When no default route is configured, check each source if it has a
route. If the system has multiple network interfaces, this prevents
setting local NTP servers to offline when they can still be reached over
one of the interfaces.
ntp: don't send useless requests in interleaved client mode
In interleaved client mode, when so many consecutive requests were lost
that the first valid (interleaved) response would be dropped for being
too old, switch to basic mode so the response can be accepted if it
doesn't fail in the other tests.
ntp: limit number of interleaved responses in symmetric mode
In symmetric mode, don't send a packet in interleaved mode unless it is
the first response to the last valid request received from the peer and
there was just one response to the previous valid request. This prevents
the peer from matching the transmit timestamp with an older response if
it can't detect missed responses.
ntp: improve detection of missed packets in interleaved mode
In interleaved symmetric mode, check if the remote TX timestamp is
before RX timestamp. Only the first response from the peer after
receiving a request should pass this test. Check also the interval
between last two remote transmit timestamps when we know the remote poll
can't be constrained by minpoll. Use the minimum of previous remote and
local poll as a lower bound of the actual interval between peer's
transmissions.
Miroslav Lichvar [Tue, 25 Jul 2017 09:27:24 +0000 (11:27 +0200)]

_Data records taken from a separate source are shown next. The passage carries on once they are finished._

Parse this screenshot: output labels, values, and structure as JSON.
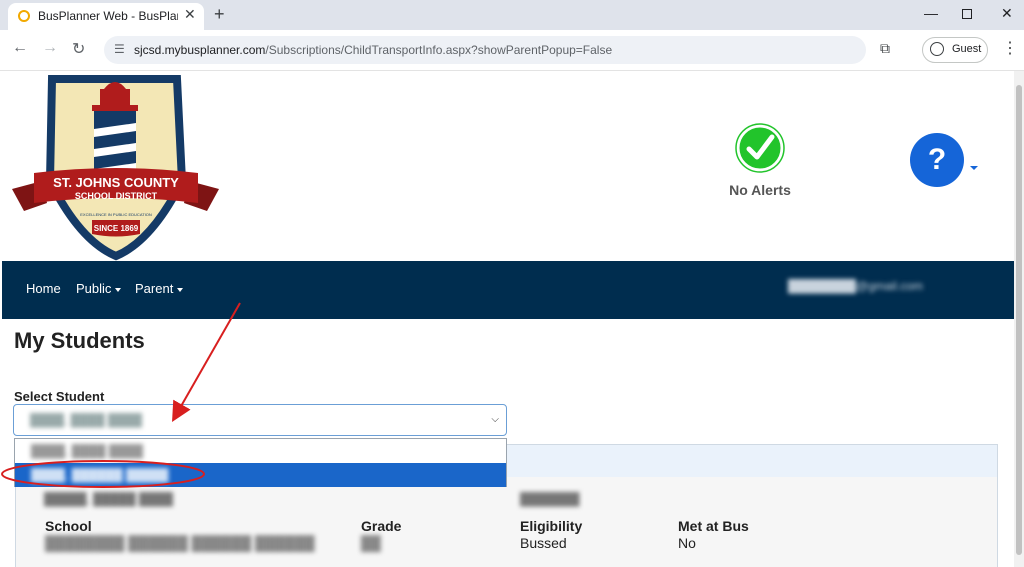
{
  "browser": {
    "tab_title": "BusPlanner Web - BusPlanner W",
    "tab_close": "✕",
    "new_tab": "+",
    "url_host": "sjcsd.mybusplanner.com",
    "url_path": "/Subscriptions/ChildTransportInfo.aspx?showParentPopup=False",
    "guest_label": "Guest",
    "icons": [
      "back-icon",
      "forward-icon",
      "reload-icon",
      "site-settings-icon",
      "lens-icon",
      "profile-icon",
      "menu-icon",
      "minimize-icon",
      "maximize-icon",
      "close-icon"
    ]
  },
  "header": {
    "logo": {
      "line1": "ST. JOHNS COUNTY",
      "line2": "SCHOOL DISTRICT",
      "motto": "EXCELLENCE IN PUBLIC EDUCATION",
      "since": "SINCE 1869"
    },
    "alerts_label": "No Alerts",
    "help_symbol": "?"
  },
  "nav": {
    "items": [
      {
        "label": "Home"
      },
      {
        "label": "Public"
      },
      {
        "label": "Parent"
      }
    ],
    "user_email": "████████@gmail.com"
  },
  "main": {
    "title": "My Students",
    "select_label": "Select Student",
    "selected_value": "████, ████ ████",
    "dropdown_options": [
      {
        "label": "████, ████ ████",
        "selected": false
      },
      {
        "label": "████, ██████ █████",
        "selected": true
      }
    ],
    "card": {
      "name": "█████, █████ ████",
      "id": "███████",
      "fields": [
        {
          "label": "School",
          "value": "████████ ██████ ██████ ██████"
        },
        {
          "label": "Grade",
          "value": "██"
        },
        {
          "label": "Eligibility",
          "value": "Bussed"
        },
        {
          "label": "Met at Bus",
          "value": "No"
        }
      ]
    }
  },
  "colors": {
    "navbar": "#002d4f",
    "accent_blue": "#1565d8",
    "selected_option": "#1a66c9",
    "annotation": "#d81f1f",
    "alert_green": "#22c42b"
  }
}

reference: don't report zero stratum when synchronised
If synchronised to a stratum 15 source, return stratum of 16 instead of
0 in the tracking report. It will not match the value in server mode
packets, but it should be less confusing.
Miroslav Lichvar [Fri, 21 Jul 2017 10:16:21 +0000 (12:16 +0200)]
ntp: don't accumulate old samples in interleaved client mode
Check how many responses were missing before accumulating a sample using
old timestamps to avoid correcting the clock with an offset extrapolated
over a long interval.
This should be eventually done in sourcestats for all sources.
Miroslav Lichvar [Fri, 21 Jul 2017 08:55:06 +0000 (10:55 +0200)]
ntp: revert reversed poll tracking in interleaved mode
With the new selection of timestamps in the interleaved mode it's no
longer necessary to reverse the poll tracking in order to reduce the
local and remote intervals of measurements that makes the peer with
higher stratum.
Miroslav Lichvar [Fri, 21 Jul 2017 08:45:46 +0000 (10:45 +0200)]
ntp: select timestamps in interleaved mode
Use previous local TX and remote RX timestamps for the new sample in the
interleaved mode if it will make the local and remote intervals
significantly shorter in order to improve the accuracy of the measured
delay.
Miroslav Lichvar [Thu, 13 Jul 2017 12:13:01 +0000 (14:13 +0200)]
configure: check for hardening compiler options
If no CFLAGS are specified, check if common security hardening options
are supported and add them to the CFLAGS/LDFLAGS. These are typically
enabled in downstream packages, but users compiling chrony from sources
with default CFLAGS should get hardened binaries too.
sys_macosx: add support for ntp_adjtime() on macOS 10.13+
macOS 10.13 will implement the ntp_adjtime() system call, allowing
better control over the system clock than is possible with the existing
adjtime() system call. chronyd will support both the older and newer
calls, enabling binary code to run without recompilation on macOS 10.9
through macOS 10.13.
Early releases of macOS 10.13 have a very buggy adjtime() call. The
macOS driver tests adjtime() to see if the bug has been fixed. If the
bug persists then the timex driver is invoked otherwise the netbsd
driver.
Miroslav Lichvar [Wed, 12 Jul 2017 16:38:44 +0000 (18:38 +0200)]
main: don't require root privileges with -Q option
If the -Q option is specified, disable by default pidfile, ntpport,
cmdport, Unix domain command socket, and clock control, in order to
allow starting chronyd without root privileges and/or when another
chronyd instance is already running.